Extrait de "Le coming in" par Zineb Diouri-Ammor

   " (...) Iel s’est mis.e à parler librement et sans tabou aucun de son expérience personnelle au Maroc : iel se présente comme une personne non binaire et a été outé.e à 16 ans via des messages trouvés sur son téléphone portable, sa famille aisée mais conservatrice lui a imposé une thérapie de conversion à la sauce marocaine qu’iel a été contraint.e de suivre. « Je devais me lever à cinq heures du matin tous les jours pour lire le Coran pendant deux heures consécutives, faire la prière sans cesse comme pour revenir à moi et laver mes péchés. »

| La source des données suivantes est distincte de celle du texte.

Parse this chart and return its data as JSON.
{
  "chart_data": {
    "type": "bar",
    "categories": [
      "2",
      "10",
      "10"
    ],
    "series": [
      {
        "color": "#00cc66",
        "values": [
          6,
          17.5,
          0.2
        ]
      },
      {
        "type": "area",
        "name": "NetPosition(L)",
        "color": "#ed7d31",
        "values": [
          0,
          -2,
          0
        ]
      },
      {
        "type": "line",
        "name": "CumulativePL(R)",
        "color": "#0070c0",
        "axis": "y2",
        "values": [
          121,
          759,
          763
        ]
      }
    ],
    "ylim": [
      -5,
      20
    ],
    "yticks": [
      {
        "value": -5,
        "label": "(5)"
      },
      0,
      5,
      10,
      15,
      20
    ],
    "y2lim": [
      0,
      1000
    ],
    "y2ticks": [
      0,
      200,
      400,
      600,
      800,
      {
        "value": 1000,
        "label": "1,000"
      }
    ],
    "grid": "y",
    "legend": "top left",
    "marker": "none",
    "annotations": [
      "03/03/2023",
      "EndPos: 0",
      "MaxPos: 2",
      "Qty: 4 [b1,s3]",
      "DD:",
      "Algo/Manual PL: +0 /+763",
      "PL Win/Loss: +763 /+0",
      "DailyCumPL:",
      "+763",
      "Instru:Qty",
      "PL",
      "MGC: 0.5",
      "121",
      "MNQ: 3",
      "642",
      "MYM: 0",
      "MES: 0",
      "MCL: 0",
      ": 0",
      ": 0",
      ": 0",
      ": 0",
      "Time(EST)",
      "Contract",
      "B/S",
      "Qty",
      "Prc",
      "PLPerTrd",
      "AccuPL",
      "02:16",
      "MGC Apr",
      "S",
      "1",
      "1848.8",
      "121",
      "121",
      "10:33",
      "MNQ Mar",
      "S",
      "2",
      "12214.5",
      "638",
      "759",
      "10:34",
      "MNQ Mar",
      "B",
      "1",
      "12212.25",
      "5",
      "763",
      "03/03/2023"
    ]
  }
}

  Iel raconte aussi le mépris et le dégout de ses proches :  « J’ai des grands frères, ils sont machos et me disaient que j’allais humilier leur nom et leur famille. Pourtant, ce qui m’a le plus choqué.e, c’est leurs questions violentes et intrusives. Et il y en a deux qui revenaient sans cesse : “Tu es actif ou passif ?” Comme si être actif rendait les choses moins graves à leurs yeux… “Est-ce que tu as déjà ressenti du désir pour l’un d’entre nous ?” Comme si être gay c’était être déviant, tordu et incestueux. C’était des interrogatoires quotidiens pendant plusieurs heures. Ça pouvait arriver à n’importe quelle heure, n’importe quel endroit. Tous les tabous sautaient. C’était intrusif, vulgaire et violent. Les minutes duraient une éternité. Un temps pendant lequel j’ai appris à m’évader mentalement pour me protéger. D’ailleurs, vu mon jeune âge à l’époque, je ne m’étais moi-même jamais posé la majorité des questions avec lesquelles ils me fustigeaient. J’étais confiné.e à la maison, avec interdiction formelle de sortir non accompagné.e. Aucun moyen de communiquer avec le monde extérieur. Ils ont fini par gagner… Après quelques mois j’avais perdu toute confiance en moi, je n’avais plus la force de parler, d’expliquer ou de me battre. J’avais l’impression d’être devenu.e l’ombre de moi-même. Mon âme n’était plus là, ma voix n’était plus là. J’étais privé.e de tout, même de pleurer car, évidemment, les hommes ne pleurent pas. "

Extrait de "Lettre à un.e jeune gay. marocain.e" par Abdellah Taïa.

  " Cher.e jeune gay marocain.e,

  L’amour, la beauté et la liberté n’ont besoin de personne pour être définis. Ils sont en nous, en toi, éternellement, sans l’autorisation de l’autre, de tous ces autres tellement proches de toi et qui, pourtant, continuent de t’opprimer aujourd’hui encore, de te pousser vers le malheur, le suicide, vers la solitude et l’oubli.

 Le monde est en train de chuter, il vit entre quatre murs, le Coronavirus a pris le contrôle et a installé la peur. La peur dans l’air. La peur qui unit et désunit. La peur est là, les masques tombent.

  On ne cesse de nous dire, depuis quelques mois, que les êtres humains doivent changer. Ils ne seront plus cruels, ils ne seront plus égoïstes, ils ne seront plus des hypercapitalistes, des consommateurs effrénés et effrayants. Je ne sais pas si je dois croire tous ces beaux discours. Les beaux mensonges sont partout.